Eva-Maria Gaida stellt fest, dass in Regis-Breitingen niemand Interesse habe, dass Deutzen aus seiner miserablen Lage herauskommt. "Wir Bürger müssen für die Fehler, die unsere Politiker Anfang der 90-er Jahre gemacht haben, gerade stehen. Obwohl wir gar nichts dafür können, müssen wir jetzt dafür bluten", nimmt die Deutzenerin kein Blatt vor den Mund. Ihrer Ansicht nach werde es noch Jahre dauern, bis "diese sogenannte Gemeinschaft" aufgelöst wird, sie vermutet so lange, bis Regis einen geeigneten Partner gefunden hat. "Aber", setzt sie hinzu, "wir Deutzener Bürger weigern uns, einmal zu Regis zu gehören. Dieser Zug ist abgefahren!" Nur Neukieritzsch könne Deutzen aus der aussichtslosen Finanzlage helfen. In Regis-Breitingen, darauf weist Eva-Maria Gaida hin, seien alle eigenen Straße saniert. "Davon kann Deutzen nur träumen", zieht sie den Vergleich.

Der Deutzener Werner Wehefritz, einer der sich regelmäßig zu Wort meldet und kaum eine Gemeinderatssitzung verpasst, wirft den Stadträten von Regis-Breitingen vor, es würden für sie nur Sachwerte im Mittelpunkt stehen "und die Bürger von Deutzen sollen wieder die Verlierer sein". Wehefritz zieht aus der Haltung von Regis-Breitingen den Schluss, dass die Deutzener Bürger weiter vorgeführt werden sollen.

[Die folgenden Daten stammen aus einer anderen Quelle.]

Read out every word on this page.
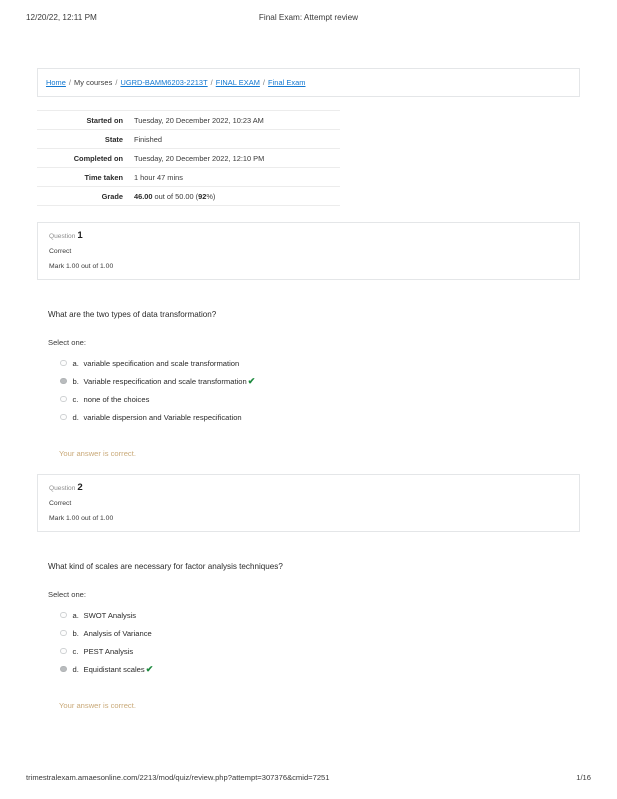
12/20/22, 12:11 PM	Final Exam: Attempt review
Home / My courses / UGRD-BAMM6203-2213T / FINAL EXAM / Final Exam
Started on	Tuesday, 20 December 2022, 10:23 AM
State	Finished
Completed on	Tuesday, 20 December 2022, 12:10 PM
Time taken	1 hour 47 mins
Grade	46.00 out of 50.00 (92%)
Question 1
Correct
Mark 1.00 out of 1.00
What are the two types of data transformation?
Select one:
a. variable specification and scale transformation
b. Variable respecification and scale transformation ✔
c. none of the choices
d. variable dispersion and Variable respecification
Your answer is correct.
Question 2
Correct
Mark 1.00 out of 1.00
What kind of scales are necessary for factor analysis techniques?
Select one:
a. SWOT Analysis
b. Analysis of Variance
c. PEST Analysis
d. Equidistant scales ✔
Your answer is correct.
trimestralexam.amaesonline.com/2213/mod/quiz/review.php?attempt=307376&cmid=7251	1/16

Auch er führt vor allem die "katastrophalen und gesundheitsgefährdenden Straßen" ins Feld, erinnert an die beinahe geschehene Selbstauflösung des Gemeinderates und die hohe Steuerlast.

Wann das Kommunalamt des Landratsamtes zu einer Entscheidung über die von Deutzen beantragte Auflösung der VG kommt, sei laut Behördensprecherin Brigitte Laux noch nicht zu sagen. Derzeit prüfe man die umfangreiche Stellungnahme aus Regis-Breitingen.